7. Big 12 Relevance. For some time, the Big 12 North division has largely been an afterthought. The winner of the Oklahoma/Texas game would go on, win the conference championship and then go on to the BCS. But there was always at least a little bit of intrigue, given the history of title game upsets (Texas in ’96, A&M in 98, Kansas State in ’03, etc.) and Nebraska’s recent resurgence. All that, however, goes out the window with the loss of
the conference title game and no real competition for the Longhorns and Sooners. Barring some huge upsets, 9 of the league’s 10 teams will effectively be irrelevant on the college football scene by mid-October.
8. Dan Beebe’s Math. I took calculus in high school, and then clepped out my college math requirements. So I haven’t studied math in . . . let’s see, minus 18, times the circumference, carry the one . . . a lot of years. But I still can’t figure out how Big 12 Commissioner Dan Beebe figures that subtracting one of your better TV draws (Nebraska), scrapping a conference championship game and losing the Denver media market somehow adds up to almost doubling the conference’s TV contract.

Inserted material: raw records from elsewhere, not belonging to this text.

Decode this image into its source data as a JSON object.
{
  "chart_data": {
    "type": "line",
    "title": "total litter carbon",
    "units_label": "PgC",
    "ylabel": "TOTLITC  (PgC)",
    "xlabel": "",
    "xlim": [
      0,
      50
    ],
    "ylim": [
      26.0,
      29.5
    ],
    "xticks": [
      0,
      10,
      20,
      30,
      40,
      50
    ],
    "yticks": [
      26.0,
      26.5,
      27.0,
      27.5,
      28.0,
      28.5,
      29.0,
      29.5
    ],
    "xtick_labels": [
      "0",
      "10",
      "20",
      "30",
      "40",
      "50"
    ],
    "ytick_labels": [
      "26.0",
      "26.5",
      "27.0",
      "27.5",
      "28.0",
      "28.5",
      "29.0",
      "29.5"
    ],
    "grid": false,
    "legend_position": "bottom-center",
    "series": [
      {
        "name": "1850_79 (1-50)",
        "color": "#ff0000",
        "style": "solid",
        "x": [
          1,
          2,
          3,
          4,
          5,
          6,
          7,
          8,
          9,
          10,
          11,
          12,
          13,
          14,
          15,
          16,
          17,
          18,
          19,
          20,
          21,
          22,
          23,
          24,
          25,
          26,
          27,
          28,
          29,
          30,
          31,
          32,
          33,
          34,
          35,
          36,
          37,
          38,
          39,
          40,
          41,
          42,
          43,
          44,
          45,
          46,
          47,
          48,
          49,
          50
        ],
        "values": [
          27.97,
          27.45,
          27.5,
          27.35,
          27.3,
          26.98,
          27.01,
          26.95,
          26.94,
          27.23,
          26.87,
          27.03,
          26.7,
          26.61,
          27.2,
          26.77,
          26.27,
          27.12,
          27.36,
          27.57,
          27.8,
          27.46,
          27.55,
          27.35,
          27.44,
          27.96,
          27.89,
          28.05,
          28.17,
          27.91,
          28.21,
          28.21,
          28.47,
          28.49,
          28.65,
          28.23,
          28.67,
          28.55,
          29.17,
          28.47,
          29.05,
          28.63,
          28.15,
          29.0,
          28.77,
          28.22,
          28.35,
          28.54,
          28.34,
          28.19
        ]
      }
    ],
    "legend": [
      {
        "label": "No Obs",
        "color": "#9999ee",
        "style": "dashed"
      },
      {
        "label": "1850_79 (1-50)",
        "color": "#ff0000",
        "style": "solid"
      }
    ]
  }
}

9. The Pac-10. Here they thought they had Texas, the biggest fish in the college football sea, coming aboard. All they had to do was take their in-state rivals, Texas A&M and Texas Tech, with them. But then word got out that Baylor had friends in high places and that some Texas legislators were threatening to submarine the deal if Baylor wasn’t included in the package. So the Pac-10 tried to call their bluff, issuing a pre-emptive invitation to Colorado. However, the plan backfired and, instead of getting Texas as the jewel in their conference crown, they’re stuck with an underachieving Colorado program that just got hit with NCAA scholarship reductions.
10. Jerry Jones. Jerry had just secured the Big 12 Championship game for his new Taj Mahal in Dallas through 2013. Now it appears that there won’t be a title game past 2010.